Five years into the giant mapping initiative, what have we learned?
The most comprehensive analysis of genomic changes in ovarian cancer arrived in June and brought striking insights into the disease. Researchers found that mutations in a single gene that normally prevents cancer formation, TP53, were present in more than 96% of the 489 high-grade tumors analyzed (Nature 2011;474:609–15). Two other well-known genes, BRCA1 and BRCA2, were mutated in 22% of the tumors. The scientists identified 4 distinct subtypes of the disease, detected patterns of gene expression that predict patient survival, and pointed out that Food and Drug Administration–approved compounds can target some of the dysfunctional genes they uncovered.
Credit The Cancer Genome Atlas (TCGA) Network, which joins more than 150 researchers at dozens of institutions, for those discoveries. Launched as a 3-year pilot project in 2006 with $100 million from the National Cancer Institute (NCI) and the National Human Genome Research Institute (NHGRI), TCGA set out to characterize genomic changes in glioblastoma multiforme (GBM), ovarian cancer, and lung cancer. After producing dramatic results in GBM in 2008, NCI, NHGRI, NIH, and the Department of Health and Human Services announced that as an American Recovery and Reinvestment Act Signature Initiative, TCGA would receive approximately $275 million to produce genomic maps of 20 types of cancer over the next 5 years.
Dr. Anna Barker, former deputy director of NCI, with Dr. Francis Collins and others, helped conceive, launch, and oversee TCGA. Cancer Discovery recently asked her to highlight some of the project's ambitions and accomplishments.
What unanticipated challenges did you encounter in launching TCGA?
We knew we were going to face several challenges because the project was unprecedented in size and scope. But one challenge we didn't anticipate involved biospecimens. There were a lot of samples. But unfortunately, for a whole range of reasons, there weren't a lot of high-quality samples. We had set a goal of 500 samples for each tumor type, but only about 30% of the existing samples in biobanks were acceptable for the assays the TCGA Centers needed to perform. When we published our manuscript on GBM, we had characterized only 206 samples. We realized that we had to upgrade the quality of the samples for TCGA, which was an expensive undertaking.
Did the goals of the program change significantly between the start in 2006 and phase II in 2009?
No, but the challenges changed. The rapid evolution of sequencing technologies was a big one. We had started our work using PCR-based sequencing, but we soon moved to next-generation sequencing—and the technology is continuing to change. The ovarian cancer manuscript is the first good example of using next-generation sequencing on a statistically robust set of samples—enough that we could subtype the tumors. In the ovarian cancer manuscript, researchers found a broad range of disrupted genes and their associated pathways. They then took clinical data, which are pretty comprehensive in TCGA, and mapped that back to the genes and pathways to establish subtypes. That will allow the communities to look at different drugs and combinations of drugs to inhibit the various pathways in each of the subtypes.
What do you see as the biggest challenge now?

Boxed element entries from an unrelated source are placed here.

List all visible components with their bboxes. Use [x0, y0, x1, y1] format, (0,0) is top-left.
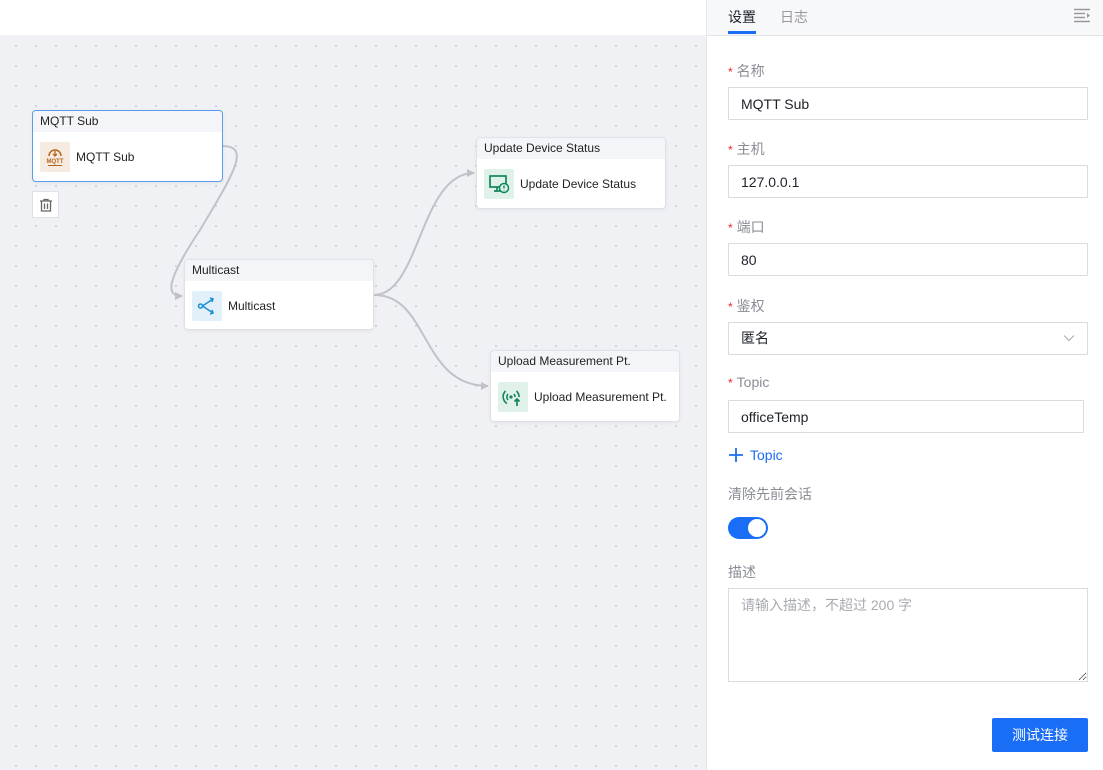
name-label: * 名称 [728, 63, 765, 79]
panel-tabs: 设置 日志 [707, 0, 1103, 36]
add-topic-button[interactable]: Topic [728, 447, 783, 463]
plus-icon [729, 448, 743, 462]
mqtt-icon: MQTT [40, 142, 70, 172]
name-input[interactable] [728, 87, 1088, 120]
auth-select[interactable]: 匿名 [728, 322, 1088, 355]
description-textarea[interactable] [728, 588, 1088, 682]
test-connection-button[interactable]: 测试连接 [992, 718, 1088, 752]
upload-signal-icon [498, 382, 528, 412]
canvas-toolbar [0, 0, 706, 35]
node-header: Upload Measurement Pt. [491, 351, 679, 372]
topic-label: * Topic [728, 374, 770, 390]
menu-collapse-icon [1074, 8, 1090, 23]
active-tab-indicator [728, 31, 756, 34]
auth-label: * 鉴权 [728, 298, 765, 314]
delete-node-button[interactable] [32, 191, 59, 218]
toggle-knob [748, 519, 766, 537]
add-topic-label: Topic [750, 447, 783, 463]
clean-session-label: 清除先前会话 [728, 486, 812, 502]
collapse-panel-button[interactable] [1074, 8, 1091, 28]
host-label: * 主机 [728, 141, 765, 157]
auth-selected-value: 匿名 [741, 330, 769, 346]
node-update-device-status[interactable]: Update Device Status Update Device Statu… [476, 137, 666, 209]
tab-settings[interactable]: 设置 [728, 7, 756, 27]
clean-session-toggle[interactable] [728, 517, 768, 539]
port-input[interactable] [728, 243, 1088, 276]
node-label: MQTT Sub [76, 150, 135, 164]
node-header: Update Device Status [477, 138, 665, 159]
node-upload-measurement[interactable]: Upload Measurement Pt. Upload Measuremen… [490, 350, 680, 422]
host-input[interactable] [728, 165, 1088, 198]
properties-panel: 设置 日志 *名称 *主机 *端口 *鉴权 匿名 *Topic Topic 清除… [706, 0, 1103, 770]
multicast-icon [192, 291, 222, 321]
node-header: Multicast [185, 260, 373, 281]
port-label: * 端口 [728, 219, 765, 235]
description-label: 描述 [728, 564, 756, 580]
node-label: Multicast [228, 299, 276, 313]
tab-logs[interactable]: 日志 [780, 7, 808, 27]
node-header: MQTT Sub [33, 111, 222, 132]
node-label: Update Device Status [520, 177, 637, 191]
trash-icon [39, 198, 52, 212]
chevron-down-icon [1063, 335, 1075, 342]
svg-text:MQTT: MQTT [47, 159, 64, 165]
node-multicast[interactable]: Multicast Multicast [184, 259, 374, 330]
node-mqtt-sub[interactable]: MQTT Sub MQTT MQTT Sub [32, 110, 223, 182]
topic-input[interactable] [728, 400, 1084, 433]
device-status-icon [484, 169, 514, 199]
node-label: Upload Measurement Pt. [534, 390, 667, 404]
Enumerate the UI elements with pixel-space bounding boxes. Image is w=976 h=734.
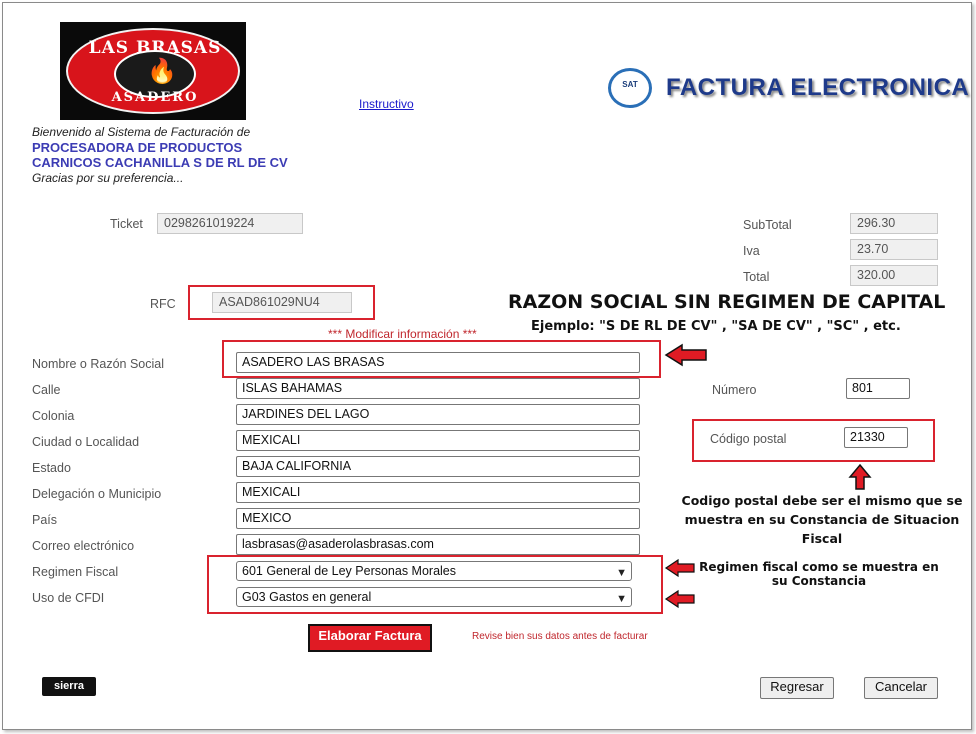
- estado-label: Estado: [32, 461, 71, 475]
- regimen-select[interactable]: 601 General de Ley Personas Morales ▼: [236, 561, 632, 581]
- delegacion-label: Delegación o Municipio: [32, 487, 162, 501]
- numero-label: Número: [712, 383, 757, 397]
- razon-social-note-title: RAZON SOCIAL SIN REGIMEN DE CAPITAL: [508, 291, 946, 313]
- correo-label: Correo electrónico: [32, 539, 135, 553]
- arrow-left-icon: [664, 343, 707, 367]
- arrow-left-icon: [664, 589, 695, 609]
- welcome-text: Bienvenido al Sistema de Facturación de: [32, 125, 251, 139]
- sierra-logo: sierra: [42, 677, 96, 696]
- numero-input[interactable]: 801: [846, 378, 910, 399]
- uso-cfdi-selected-value: G03 Gastos en general: [242, 590, 372, 604]
- company-name-line2: CARNICOS CACHANILLA S DE RL DE CV: [32, 155, 288, 170]
- codigo-postal-label: Código postal: [710, 432, 787, 446]
- company-name-line1: PROCESADORA DE PRODUCTOS: [32, 140, 243, 155]
- elaborar-factura-button[interactable]: Elaborar Factura: [308, 624, 432, 652]
- rfc-label: RFC: [150, 297, 176, 311]
- codigo-postal-input[interactable]: 21330: [844, 427, 908, 448]
- delegacion-input[interactable]: MEXICALI: [236, 482, 640, 503]
- calle-label: Calle: [32, 383, 61, 397]
- regimen-note: Regimen fiscal como se muestra en su Con…: [699, 560, 939, 588]
- logo-bottom-text: ASADERO: [111, 90, 199, 105]
- razon-social-note-example: Ejemplo: "S DE RL DE CV" , "SA DE CV" , …: [531, 319, 901, 334]
- regimen-label: Regimen Fiscal: [32, 565, 119, 579]
- chevron-down-icon: ▼: [616, 567, 627, 579]
- correo-input[interactable]: lasbrasas@asaderolasbrasas.com: [236, 534, 640, 555]
- las-brasas-logo: LAS BRASAS 🔥 ASADERO: [60, 22, 246, 120]
- ciudad-input[interactable]: MEXICALI: [236, 430, 640, 451]
- regimen-selected-value: 601 General de Ley Personas Morales: [242, 564, 457, 578]
- total-field: 320.00: [850, 265, 938, 286]
- regresar-button[interactable]: Regresar: [760, 677, 834, 699]
- uso-cfdi-select[interactable]: G03 Gastos en general ▼: [236, 587, 632, 607]
- thanks-text: Gracias por su preferencia...: [32, 171, 184, 185]
- pais-label: País: [32, 513, 58, 527]
- ticket-field: 0298261019224: [157, 213, 303, 234]
- ticket-label: Ticket: [110, 217, 143, 231]
- review-hint-text: Revise bien sus datos antes de facturar: [472, 631, 648, 642]
- iva-label: Iva: [743, 244, 760, 258]
- estado-input[interactable]: BAJA CALIFORNIA: [236, 456, 640, 477]
- calle-input[interactable]: ISLAS BAHAMAS: [236, 378, 640, 399]
- sat-badge-text: SAT: [622, 80, 638, 89]
- ciudad-label: Ciudad o Localidad: [32, 435, 140, 449]
- total-label: Total: [743, 270, 770, 284]
- arrow-up-icon: [848, 463, 872, 490]
- colonia-label: Colonia: [32, 409, 75, 423]
- codigo-postal-note: Codigo postal debe ser el mismo que se m…: [681, 493, 963, 546]
- uso-cfdi-label: Uso de CFDI: [32, 591, 105, 605]
- page-title: FACTURA ELECTRONICA: [666, 74, 970, 101]
- subtotal-label: SubTotal: [743, 218, 792, 232]
- chevron-down-icon: ▼: [616, 593, 627, 605]
- instructivo-link[interactable]: Instructivo: [359, 97, 414, 111]
- arrow-left-icon: [664, 558, 695, 578]
- razon-social-input[interactable]: ASADERO LAS BRASAS: [236, 352, 640, 373]
- flame-icon: 🔥: [147, 57, 177, 85]
- rfc-field: ASAD861029NU4: [212, 292, 352, 313]
- colonia-input[interactable]: JARDINES DEL LAGO: [236, 404, 640, 425]
- subtotal-field: 296.30: [850, 213, 938, 234]
- iva-field: 23.70: [850, 239, 938, 260]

We've generated a tsunami of data, but we're ill-equipped to handle it. We don't have a lot of scientists trained in areas such as computational biology, algorithm development, game theory, and artificial intelligence who can make sense of these very deep multidimensional databases. Young people coming into the field and individuals with knowledge of these areas will find huge opportunities in translating the information into knowledge of cancer biology.
Are you pleased with the pace of the project?
I was probably one of the most vocal people in calling for the project to move more quickly. But as I began to look closely at what had to be done to sustain a high-quality project of this scope—for example, attracting the best people and figuring out how to store, move, and analyze large amounts of complex data—I realized that doing it right and getting the best answers for the community was much more important than speed. But now that a solid foundation has been built and teams are working simultaneously on a range of cancers, I think the pace of discovery will be relatively rapid.
What might surprise people about TCGA?
When people look at the ovarian cancer manuscript, they probably won't realize the amount of work by so many that went into it. They may not see the extent to which major problems have been solved by TCGA, such as improving the quality of biospecimens, undertaking large-scale whole-genome sequencing, and devising innovative approaches to manage massive amounts of data. People also may not realize that on a fundamental level TCGA is quite an altruistic enterprise. There are literally hundreds of investigators working together quite effectively as a team. I think that they all know that the results they produce are unprecedented because their goal is to produce the best outcomes for the community.
If someone asks you whether it's really worth spending so much money on TCGA given the current economic climate, what do you say?
A simple, emphatic “yes.” If we had to wait for individual investigators to figure out the composition of every dysregulated genome in cancer, it would be far too long for patients.